Algunos de los miembros de la congregación, que se reunían en la vieja casa de encuentros, todavía recordaban los —en sus propias palabras— inspirados sermones del abuelo. «Con el abuelo que tienes deberías ser una niña más buena», le dijo a Laura una mujer metodista un día que la descubrió arrastrándose entre los arbustos echando a perder un pichi recién estrenado. Pero Laura era demasiado pequeña para valorar a su abuelo, pues murió cuando ella tenía solo diez años, y el dedicado amor que este sentía por su madre, su hija pequeña y más querida, hacía que a menudo la reprendiera y le reprochara su comportamiento infantil. De haber visto cómo quedó el pichi, seguramente le habría soltado una buena regañina. En cualquier caso, la niña era lo bastante perspicaz para darse cuenta de que era un hombre mejor que la mayoría de la gente.
Como ya se ha mencionado, en una época de su vida el abuelo había tocado el violín en una de las últimas iglesias del distrito que aún tenían un coro con acompañamiento musical.

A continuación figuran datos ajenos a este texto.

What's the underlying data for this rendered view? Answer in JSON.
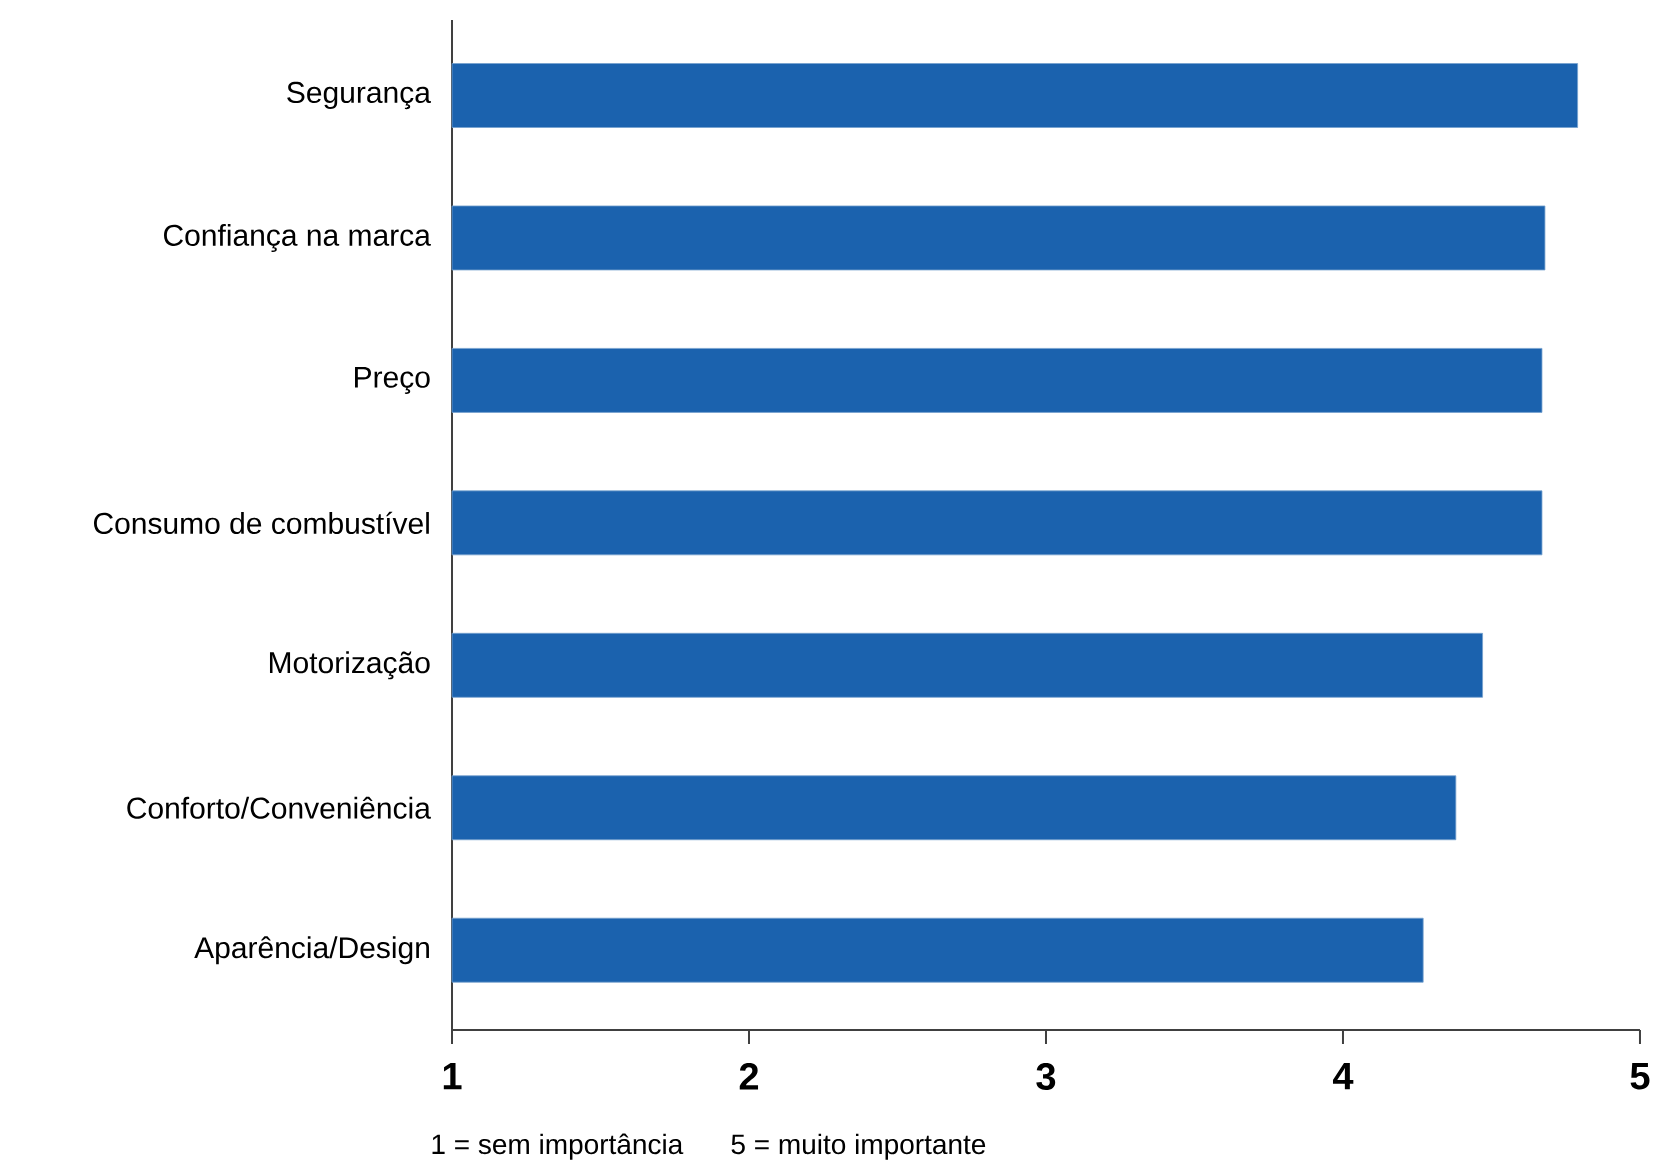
{
  "chart_data": {
    "type": "bar",
    "orientation": "horizontal",
    "categories": [
      "Segurança",
      "Confiança na marca",
      "Preço",
      "Consumo de combustível",
      "Motorização",
      "Conforto/Conveniência",
      "Aparência/Design"
    ],
    "values": [
      4.79,
      4.68,
      4.67,
      4.67,
      4.47,
      4.38,
      4.27
    ],
    "color": "#1b62ae",
    "xlim": [
      1,
      5
    ],
    "xticks": [
      1,
      2,
      3,
      4,
      5
    ],
    "annotations": [
      "1 = sem importância",
      "5 = muito importante"
    ]
  }
}
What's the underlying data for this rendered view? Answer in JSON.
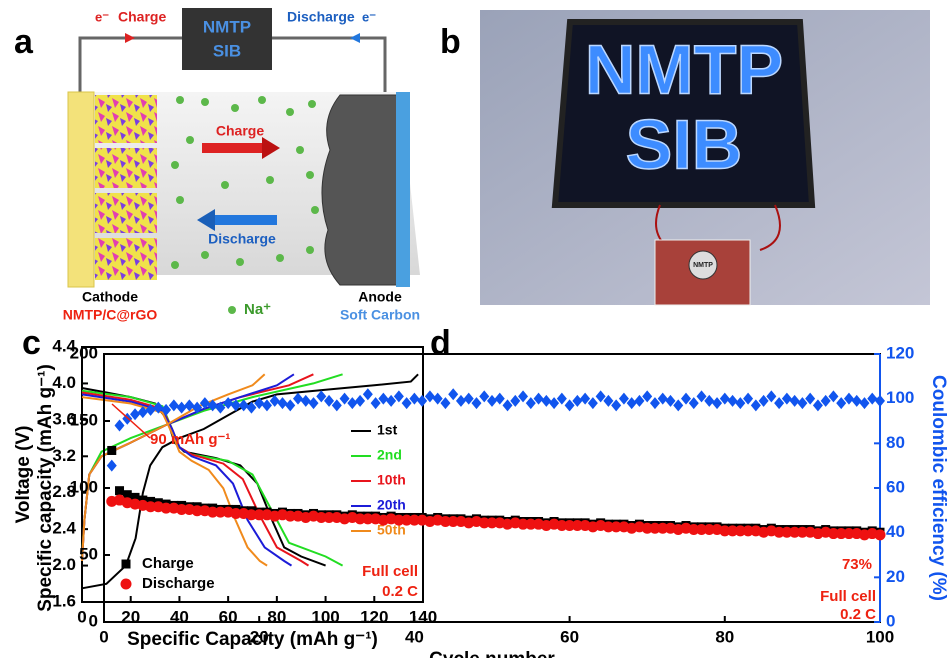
{
  "panel_a": {
    "label": "a",
    "electron_left": "e⁻",
    "charge_wire": "Charge",
    "device": [
      "NMTP",
      "SIB"
    ],
    "discharge_wire": "Discharge",
    "electron_right": "e⁻",
    "arrow_charge": "Charge",
    "arrow_discharge": "Discharge",
    "cathode": "Cathode",
    "cathode_material": "NMTP/C@rGO",
    "ion": "Na⁺",
    "anode": "Anode",
    "anode_material": "Soft Carbon"
  },
  "panel_b": {
    "label": "b",
    "sign": [
      "NMTP",
      "SIB"
    ],
    "board": "NMTP"
  },
  "chart_data": [
    {
      "type": "line",
      "label": "c",
      "xlabel": "Specific Capacity (mAh g⁻¹)",
      "ylabel": "Voltage (V)",
      "xlim": [
        0,
        140
      ],
      "xticks": [
        0,
        20,
        40,
        60,
        80,
        100,
        120,
        140
      ],
      "ylim": [
        1.6,
        4.4
      ],
      "yticks": [
        1.6,
        {
          "value": 2,
          "label": "2.0"
        },
        2.4,
        2.8,
        3.2,
        3.6,
        {
          "value": 4,
          "label": "4.0"
        },
        4.4
      ],
      "annotations": [
        "Full cell",
        "0.2 C"
      ],
      "series": [
        {
          "name": "1st",
          "color": "#000000",
          "x": [
            0,
            10,
            18,
            22,
            25,
            28,
            33,
            40,
            50,
            60,
            70,
            80,
            100,
            120,
            135,
            138,
            null,
            0,
            10,
            20,
            30,
            35,
            38,
            42,
            55,
            65,
            72,
            78,
            83,
            90,
            100
          ],
          "values": [
            1.75,
            1.8,
            2.0,
            2.3,
            2.8,
            3.1,
            3.3,
            3.4,
            3.5,
            3.65,
            3.8,
            3.88,
            3.93,
            3.98,
            4.02,
            4.1,
            null,
            3.95,
            3.9,
            3.85,
            3.78,
            3.6,
            3.35,
            3.25,
            3.18,
            3.1,
            2.9,
            2.5,
            2.2,
            2.1,
            2.0
          ]
        },
        {
          "name": "2nd",
          "color": "#22dd22",
          "x": [
            0,
            1,
            3,
            8,
            20,
            35,
            50,
            70,
            95,
            107,
            null,
            0,
            20,
            33,
            37,
            40,
            45,
            60,
            70,
            78,
            85,
            100,
            107
          ],
          "values": [
            2.1,
            2.5,
            3.0,
            3.25,
            3.4,
            3.55,
            3.7,
            3.85,
            4.0,
            4.1,
            null,
            3.92,
            3.85,
            3.75,
            3.5,
            3.3,
            3.22,
            3.15,
            3.0,
            2.6,
            2.25,
            2.1,
            2.0
          ]
        },
        {
          "name": "10th",
          "color": "#e8141c",
          "x": [
            0,
            1,
            3,
            8,
            20,
            35,
            50,
            65,
            85,
            95,
            null,
            0,
            20,
            33,
            37,
            40,
            45,
            58,
            66,
            73,
            80,
            90,
            93
          ],
          "values": [
            2.05,
            2.5,
            3.0,
            3.2,
            3.35,
            3.55,
            3.72,
            3.85,
            3.98,
            4.1,
            null,
            3.9,
            3.82,
            3.72,
            3.5,
            3.3,
            3.22,
            3.12,
            2.95,
            2.55,
            2.2,
            2.05,
            2.0
          ]
        },
        {
          "name": "20th",
          "color": "#1c1cd8",
          "x": [
            0,
            1,
            3,
            8,
            20,
            35,
            50,
            65,
            80,
            87,
            null,
            0,
            20,
            33,
            37,
            40,
            45,
            55,
            62,
            68,
            75,
            83,
            86
          ],
          "values": [
            2.05,
            2.5,
            3.0,
            3.2,
            3.35,
            3.55,
            3.72,
            3.85,
            3.98,
            4.1,
            null,
            3.88,
            3.8,
            3.7,
            3.5,
            3.3,
            3.2,
            3.1,
            2.9,
            2.5,
            2.2,
            2.05,
            2.0
          ]
        },
        {
          "name": "50th",
          "color": "#f08a1c",
          "x": [
            0,
            1,
            3,
            8,
            20,
            35,
            48,
            60,
            70,
            75,
            null,
            0,
            20,
            33,
            37,
            40,
            45,
            52,
            58,
            63,
            68,
            73,
            76
          ],
          "values": [
            2.05,
            2.5,
            3.0,
            3.2,
            3.35,
            3.55,
            3.75,
            3.88,
            3.98,
            4.1,
            null,
            3.85,
            3.78,
            3.68,
            3.45,
            3.25,
            3.15,
            3.05,
            2.85,
            2.5,
            2.2,
            2.05,
            2.0
          ]
        }
      ]
    },
    {
      "type": "scatter",
      "label": "d",
      "xlabel": "Cycle number",
      "ylabel": "Specific capacity (mAh g⁻¹)",
      "y2label": "Coulombic efficiency (%)",
      "xlim": [
        0,
        100
      ],
      "xticks": [
        0,
        20,
        40,
        60,
        80,
        100
      ],
      "ylim": [
        0,
        200
      ],
      "yticks": [
        0,
        50,
        100,
        150,
        200
      ],
      "y2lim": [
        0,
        120
      ],
      "y2ticks": [
        0,
        20,
        40,
        60,
        80,
        100,
        120
      ],
      "annotations": [
        "90 mAh g⁻¹",
        "73%",
        "Full cell",
        "0.2 C"
      ],
      "x": [
        1,
        2,
        3,
        4,
        5,
        6,
        7,
        8,
        9,
        10,
        11,
        12,
        13,
        14,
        15,
        16,
        17,
        18,
        19,
        20,
        21,
        22,
        23,
        24,
        25,
        26,
        27,
        28,
        29,
        30,
        31,
        32,
        33,
        34,
        35,
        36,
        37,
        38,
        39,
        40,
        41,
        42,
        43,
        44,
        45,
        46,
        47,
        48,
        49,
        50,
        51,
        52,
        53,
        54,
        55,
        56,
        57,
        58,
        59,
        60,
        61,
        62,
        63,
        64,
        65,
        66,
        67,
        68,
        69,
        70,
        71,
        72,
        73,
        74,
        75,
        76,
        77,
        78,
        79,
        80,
        81,
        82,
        83,
        84,
        85,
        86,
        87,
        88,
        89,
        90,
        91,
        92,
        93,
        94,
        95,
        96,
        97,
        98,
        99,
        100
      ],
      "series": [
        {
          "name": "Charge",
          "color": "#000000",
          "marker": "square",
          "values": [
            128,
            98,
            95,
            93,
            91,
            90,
            89,
            88,
            87,
            87,
            86,
            86,
            85,
            85,
            84,
            84,
            84,
            83,
            83,
            82,
            82,
            81,
            82,
            81,
            81,
            80,
            81,
            80,
            80,
            80,
            79,
            80,
            79,
            79,
            79,
            78,
            79,
            78,
            78,
            78,
            78,
            77,
            78,
            77,
            77,
            77,
            76,
            77,
            76,
            76,
            76,
            75,
            76,
            75,
            75,
            75,
            74,
            75,
            74,
            74,
            74,
            74,
            73,
            74,
            73,
            73,
            73,
            72,
            73,
            72,
            72,
            72,
            72,
            71,
            72,
            71,
            71,
            71,
            71,
            70,
            70,
            70,
            70,
            70,
            69,
            70,
            69,
            69,
            69,
            69,
            69,
            68,
            69,
            68,
            68,
            68,
            68,
            67,
            68,
            67
          ]
        },
        {
          "name": "Discharge",
          "color": "#ee1111",
          "marker": "circle",
          "values": [
            90,
            91,
            89,
            88,
            87,
            86,
            86,
            85,
            85,
            84,
            84,
            83,
            83,
            82,
            82,
            82,
            81,
            81,
            80,
            80,
            80,
            79,
            80,
            79,
            79,
            78,
            79,
            78,
            78,
            78,
            77,
            78,
            77,
            77,
            77,
            76,
            77,
            76,
            76,
            76,
            76,
            75,
            76,
            75,
            75,
            75,
            74,
            75,
            74,
            74,
            74,
            73,
            74,
            73,
            73,
            73,
            72,
            73,
            72,
            72,
            72,
            72,
            71,
            72,
            71,
            71,
            71,
            70,
            71,
            70,
            70,
            70,
            70,
            69,
            70,
            69,
            69,
            69,
            69,
            68,
            68,
            68,
            68,
            68,
            67,
            68,
            67,
            67,
            67,
            67,
            67,
            66,
            67,
            66,
            66,
            66,
            66,
            65,
            66,
            65
          ]
        },
        {
          "color": "#1155ee",
          "marker": "diamond",
          "axis": "y2",
          "values": [
            70,
            88,
            91,
            93,
            94,
            95,
            96,
            95,
            97,
            96,
            97,
            96,
            98,
            97,
            96,
            98,
            97,
            97,
            96,
            98,
            97,
            99,
            98,
            97,
            100,
            99,
            98,
            101,
            99,
            97,
            100,
            98,
            99,
            102,
            98,
            100,
            99,
            101,
            98,
            100,
            99,
            101,
            100,
            98,
            102,
            99,
            100,
            98,
            101,
            99,
            100,
            97,
            99,
            101,
            98,
            100,
            99,
            98,
            100,
            97,
            99,
            100,
            98,
            101,
            99,
            97,
            100,
            98,
            99,
            101,
            98,
            100,
            99,
            97,
            100,
            98,
            101,
            99,
            98,
            100,
            99,
            98,
            100,
            97,
            99,
            101,
            98,
            100,
            99,
            98,
            100,
            97,
            99,
            101,
            98,
            100,
            99,
            98,
            100,
            99
          ]
        }
      ]
    }
  ]
}
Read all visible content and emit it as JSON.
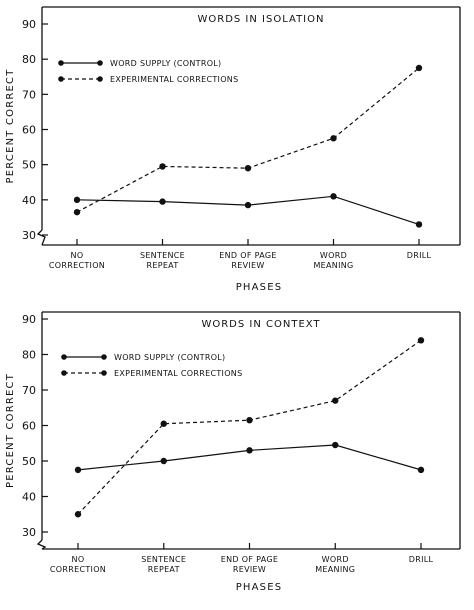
{
  "chart_data": [
    {
      "type": "line",
      "title": "WORDS IN ISOLATION",
      "xlabel": "PHASES",
      "ylabel": "PERCENT CORRECT",
      "ylim": [
        30,
        90
      ],
      "yticks": [
        30,
        40,
        50,
        60,
        70,
        80,
        90
      ],
      "categories": [
        [
          "NO",
          "CORRECTION"
        ],
        [
          "SENTENCE",
          "REPEAT"
        ],
        [
          "END OF PAGE",
          "REVIEW"
        ],
        [
          "WORD",
          "MEANING"
        ],
        [
          "DRILL"
        ]
      ],
      "series": [
        {
          "name": "WORD SUPPLY (CONTROL)",
          "style": "solid",
          "values": [
            40,
            39.5,
            38.5,
            41,
            33
          ]
        },
        {
          "name": "EXPERIMENTAL CORRECTIONS",
          "style": "dashed",
          "values": [
            36.5,
            49.5,
            49,
            57.5,
            77.5
          ]
        }
      ],
      "legend_position": "top-left",
      "grid": false
    },
    {
      "type": "line",
      "title": "WORDS IN CONTEXT",
      "xlabel": "PHASES",
      "ylabel": "PERCENT CORRECT",
      "ylim": [
        30,
        90
      ],
      "yticks": [
        30,
        40,
        50,
        60,
        70,
        80,
        90
      ],
      "categories": [
        [
          "NO",
          "CORRECTION"
        ],
        [
          "SENTENCE",
          "REPEAT"
        ],
        [
          "END OF PAGE",
          "REVIEW"
        ],
        [
          "WORD",
          "MEANING"
        ],
        [
          "DRILL"
        ]
      ],
      "series": [
        {
          "name": "WORD SUPPLY (CONTROL)",
          "style": "solid",
          "values": [
            47.5,
            50,
            53,
            54.5,
            47.5
          ]
        },
        {
          "name": "EXPERIMENTAL CORRECTIONS",
          "style": "dashed",
          "values": [
            35,
            60.5,
            61.5,
            67,
            84
          ]
        }
      ],
      "legend_position": "top-left",
      "grid": false
    }
  ]
}
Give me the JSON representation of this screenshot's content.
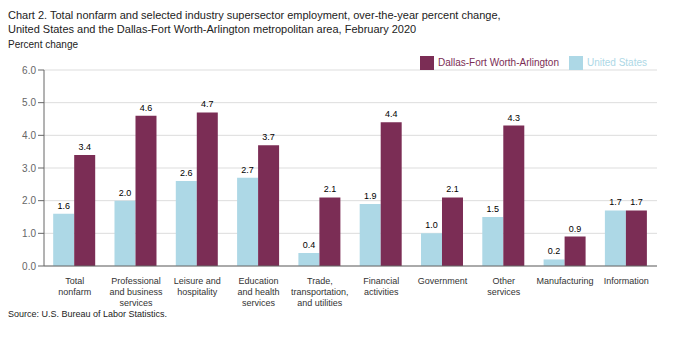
{
  "chart_data": {
    "type": "bar",
    "title": "Chart 2. Total nonfarm and selected industry supersector employment, over-the-year percent change,",
    "subtitle": "United States and the Dallas-Fort Worth-Arlington metropolitan area, February 2020",
    "ylabel": "Percent change",
    "annotations": [
      "Source: U.S. Bureau of Labor Statistics."
    ],
    "categories": [
      "Total\nnonfarm",
      "Professional\nand business\nservices",
      "Leisure and\nhospitality",
      "Education\nand health\nservices",
      "Trade,\ntransportation,\nand utilities",
      "Financial\nactivities",
      "Government",
      "Other\nservices",
      "Manufacturing",
      "Information"
    ],
    "series": [
      {
        "name": "United States",
        "color": "#add8e6",
        "values": [
          1.6,
          2.0,
          2.6,
          2.7,
          0.4,
          1.9,
          1.0,
          1.5,
          0.2,
          1.7
        ],
        "value_labels": [
          "1.6",
          "2.0",
          "2.6",
          "2.7",
          "0.4",
          "1.9",
          "1.0",
          "1.5",
          "0.2",
          "1.7"
        ]
      },
      {
        "name": "Dallas-Fort Worth-Arlington",
        "color": "#7b2d55",
        "values": [
          3.4,
          4.6,
          4.7,
          3.7,
          2.1,
          4.4,
          2.1,
          4.3,
          0.9,
          1.7
        ],
        "value_labels": [
          "3.4",
          "4.6",
          "4.7",
          "3.7",
          "2.1",
          "4.4",
          "2.1",
          "4.3",
          "0.9",
          "1.7"
        ]
      }
    ],
    "ylim": [
      0,
      6.0
    ],
    "yticks": [
      {
        "value": 0,
        "label": "0.0"
      },
      {
        "value": 1,
        "label": "1.0"
      },
      {
        "value": 2,
        "label": "2.0"
      },
      {
        "value": 3,
        "label": "3.0"
      },
      {
        "value": 4,
        "label": "4.0"
      },
      {
        "value": 5,
        "label": "5.0"
      },
      {
        "value": 6,
        "label": "6.0"
      }
    ],
    "grid": true,
    "legend": "upper right",
    "data_labels": true
  }
}
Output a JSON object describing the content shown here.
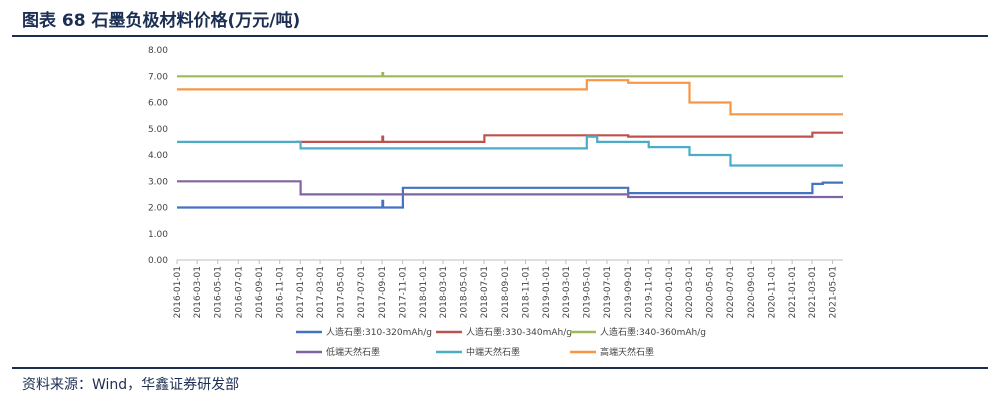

También tocaba en casa durante las reuniones familiares, en las de algunos vecinos y, durante su juventud, antes de emprender un modo de vida más piadoso, también había amenizado bodas, fiestas y bailes en algunas ferias. Pensando sobre ello, un día Laura le preguntó a su madre:
—Madre, ¿por qué el abuelo ya no toca su violín? ¿Qué ha hecho con él?
—¡Ah! —exclamó la madre, como si fuera algo obvio—. Ya no lo tiene. Lo vendió una vez cuando tu abuela se puso enferma y andaban cortos de dinero. Era un buen violín y le dieron cinco libras por él.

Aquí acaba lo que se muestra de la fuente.